Slip/Fall Statistics

Does Your Business Meet OSHA, ADA and ASTM/NFSI Floor Slip Resistance Standards?

Here are the potential costs of not being in compliance…

Lawsuits can cost millions:

• In Rockford, IL., a jury awarded a man $1 million, after he slipped on a wet floor at the Steam Plant Restaurant and sustained multiple broken bones.
• The Supreme Court awarded a man’s wife $2 million after he slipped on a hospital floor, suffered a head injury and died.
• A New York City doorman who received $6 million from the NYC subway system, after he slipped and fell on subway steps, resulting in permanent and disabling injuries that prevented him from performing his duties as a doorman. The jury ruled that it was the responsibility of NYC subway to keep train steps safe and clean.

Fines can be costly as well:

• If can be determined by the Justice Department that the surface is in violation, when "feasible" measures could have been taken, a fine of up to $50,000 can be imposed for the first violation and $100,000 for each violation thereafter. These fines do not include punitive damages.

In either instance, the burden of proof is on the business, to prove the practiced "DUE DILIGENCE" when in keeping floors clean and safe. Slip Solutions products demonstrate DUE DILIGENCE, and provide you with documentation of before and after conditions.

Slips and Falls…

• Are the leading cause for visits to the ER (over 8 million), and the cause half of all accidental deaths in the homes each year.
• According to the Consumer Product Safety Commission (CPSC), floors and flooring materials contribute directly to more than 2 million fall injuries each year.
• 85% of worker’s compensation claims are attributed to employees slipping on slick floors (Industrial Safety & Occupational Health Markets 5th edition)
• Are the primary cause of lost work days, workers’ comp claims and workplace injury for workers 55 years and older.
• Twenty-two percent of slip/fall incidents resulted in more than 31 days away from work (US Bureau of Labor Statistics (2002).
• Compensation and medical costs associated with employee slip/fall accidents is approximately $70 billion annually (National Safety Council Injury Facts 2003 edition).
• Total injuries due to falls estimated at $13-14 million per year in U.S. Falls are the number one cause of accidental injury, resulting in 20.8 percent of all emergency room visits in 1995. (Motor vehicle accidents accounted for 11.9 percent of ER visits.)
• According to the American Trucking Association, slips and falls are the leading cause of compensable injury in the trucking industry.
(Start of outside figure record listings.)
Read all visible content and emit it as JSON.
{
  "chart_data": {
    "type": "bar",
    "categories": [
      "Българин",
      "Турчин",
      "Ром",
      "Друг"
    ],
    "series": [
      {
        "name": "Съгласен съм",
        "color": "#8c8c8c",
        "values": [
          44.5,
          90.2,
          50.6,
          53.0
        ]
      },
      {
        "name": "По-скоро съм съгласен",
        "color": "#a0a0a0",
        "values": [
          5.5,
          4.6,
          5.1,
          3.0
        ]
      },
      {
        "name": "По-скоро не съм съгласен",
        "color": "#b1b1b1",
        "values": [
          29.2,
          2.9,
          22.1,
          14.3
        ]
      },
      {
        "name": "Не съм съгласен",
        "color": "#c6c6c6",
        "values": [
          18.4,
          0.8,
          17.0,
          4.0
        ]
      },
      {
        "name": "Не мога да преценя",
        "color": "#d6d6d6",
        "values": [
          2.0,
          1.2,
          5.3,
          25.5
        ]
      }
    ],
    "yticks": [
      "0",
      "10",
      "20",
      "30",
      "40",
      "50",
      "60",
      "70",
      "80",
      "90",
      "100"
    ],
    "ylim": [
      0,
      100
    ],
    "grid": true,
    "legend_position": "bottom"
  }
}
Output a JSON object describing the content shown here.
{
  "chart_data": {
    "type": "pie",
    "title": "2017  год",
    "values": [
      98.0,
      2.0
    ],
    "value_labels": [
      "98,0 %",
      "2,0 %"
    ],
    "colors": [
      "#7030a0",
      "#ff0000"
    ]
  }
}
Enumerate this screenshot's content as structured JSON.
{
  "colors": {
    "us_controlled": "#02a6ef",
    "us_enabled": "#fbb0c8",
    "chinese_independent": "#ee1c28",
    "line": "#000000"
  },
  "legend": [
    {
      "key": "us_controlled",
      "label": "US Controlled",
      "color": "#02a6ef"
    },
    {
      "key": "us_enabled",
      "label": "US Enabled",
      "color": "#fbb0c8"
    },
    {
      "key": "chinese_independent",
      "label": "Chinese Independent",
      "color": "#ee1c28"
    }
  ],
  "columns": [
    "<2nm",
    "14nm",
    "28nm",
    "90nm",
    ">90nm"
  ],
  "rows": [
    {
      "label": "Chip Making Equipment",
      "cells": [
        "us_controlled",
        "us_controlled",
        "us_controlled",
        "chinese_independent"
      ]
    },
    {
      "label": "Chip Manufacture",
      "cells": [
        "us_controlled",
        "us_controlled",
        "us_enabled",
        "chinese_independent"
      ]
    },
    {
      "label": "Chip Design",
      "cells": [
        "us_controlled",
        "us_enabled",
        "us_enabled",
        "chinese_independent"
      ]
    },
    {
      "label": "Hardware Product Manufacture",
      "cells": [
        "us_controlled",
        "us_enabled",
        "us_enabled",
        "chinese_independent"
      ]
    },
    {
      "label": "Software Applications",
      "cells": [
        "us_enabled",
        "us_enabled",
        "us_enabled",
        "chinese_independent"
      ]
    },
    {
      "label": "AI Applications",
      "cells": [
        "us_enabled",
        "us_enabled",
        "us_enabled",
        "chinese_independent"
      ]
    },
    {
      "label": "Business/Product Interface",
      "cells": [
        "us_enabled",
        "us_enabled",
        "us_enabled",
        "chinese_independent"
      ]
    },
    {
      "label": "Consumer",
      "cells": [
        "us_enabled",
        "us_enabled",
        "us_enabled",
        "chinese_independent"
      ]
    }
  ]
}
Slip-and-falls and the nation’s elderly

• One of every three persons over the age of 65 will experience a fall
• More than 15,000 people over the age of 65 die annually as a result of a fall (doubled last 10 yrs).
• 1.8 million people over the age of 65 were treated in an emergency room as a result of a fall.
• For people aged 65-84 years, falls are the second leading cause of injury-related death; for those aged 85 years or older, falls are the leading cause of injury-related death.
• Falls account for 87% of all fractures among people over the age of 65 and are the second leading cause of spinal cord and brain injury.
• Half of all elderly adults (over the age of 65) hospitalized for hip fractures cannot return home or live independently after the fracture.
• Falls represent 40% of all nursing home admissions.
• More than 60% of nursing homes residents will fall each year.
• According to The National Institute on Aging, every year 30% of people over the age of 65 will sustain a fall.
• People over the age of 85 are 10-15 times more likely to experience a hip fracture than are people aged 60-65 years.